By this, the team generates a massive training data set consisting, for example, of 80 million examples of first- and second-order differential equations and 20 million examples of expressions integrated by parts.

And finally, François Charton and Guillaume Lample fed the neural network with 5,000 expressions it has never seen before and comparing the results it produces in 500 cases with those from commercially available solvers, such as Maple, Matlab, and Mathematica.

When the pair tested AI on 500 calculus problems, it found a solution with an accuracy of 98%. A comparable standard program for solving maths problems had only an accuracy of 85% on the same problems.

In many cases, the neural network was able to find solutions within the 30s.

One interesting observation was that the neural network was able to find more than one solution for a single problem and that because a math problem can be solved in many ways.
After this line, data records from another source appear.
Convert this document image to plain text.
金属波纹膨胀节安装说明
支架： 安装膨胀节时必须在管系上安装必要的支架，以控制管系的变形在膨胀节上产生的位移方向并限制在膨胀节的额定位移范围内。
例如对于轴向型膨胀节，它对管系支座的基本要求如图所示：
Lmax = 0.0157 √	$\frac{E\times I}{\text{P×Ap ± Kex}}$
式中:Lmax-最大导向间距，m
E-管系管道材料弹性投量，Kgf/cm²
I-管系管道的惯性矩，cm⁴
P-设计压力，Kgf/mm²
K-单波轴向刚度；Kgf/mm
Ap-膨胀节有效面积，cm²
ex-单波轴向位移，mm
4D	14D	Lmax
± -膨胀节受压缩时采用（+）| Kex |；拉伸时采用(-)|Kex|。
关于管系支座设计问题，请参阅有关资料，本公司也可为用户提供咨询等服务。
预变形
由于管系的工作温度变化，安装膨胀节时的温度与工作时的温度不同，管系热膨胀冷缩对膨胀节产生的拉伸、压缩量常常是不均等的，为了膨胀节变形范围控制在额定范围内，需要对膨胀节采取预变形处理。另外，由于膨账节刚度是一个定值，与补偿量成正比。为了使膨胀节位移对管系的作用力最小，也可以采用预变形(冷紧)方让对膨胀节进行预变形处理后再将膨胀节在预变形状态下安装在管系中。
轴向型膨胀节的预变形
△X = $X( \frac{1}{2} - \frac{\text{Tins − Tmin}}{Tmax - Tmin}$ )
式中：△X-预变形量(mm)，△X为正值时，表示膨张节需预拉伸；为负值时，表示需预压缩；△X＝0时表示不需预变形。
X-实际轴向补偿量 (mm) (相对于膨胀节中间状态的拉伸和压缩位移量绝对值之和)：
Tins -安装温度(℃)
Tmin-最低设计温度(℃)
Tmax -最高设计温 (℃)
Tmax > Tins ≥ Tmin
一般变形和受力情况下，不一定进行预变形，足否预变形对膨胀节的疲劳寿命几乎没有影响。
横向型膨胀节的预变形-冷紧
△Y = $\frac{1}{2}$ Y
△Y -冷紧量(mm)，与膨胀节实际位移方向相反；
“On all tasks, we observe that our model significantly outperforms Mathematica,” say the researchers.

“On function integration, our model obtains close to 100% accuracy, while Mathematica barely reaches 85%.” And the Maple and Matlab packages perform less well than Mathematica on average.

Despite this, it could still correctly answer questions that confounded other maths programs.

“The ability of the model to recover equivalent expressions, without having been trained to do so, is very intriguing,” say Lample and Charton.

That’s a significant breakthrough. “To the best of our knowledge, no study has investigated the ability of neural networks to detect patterns in mathematical expressions,” says the pair.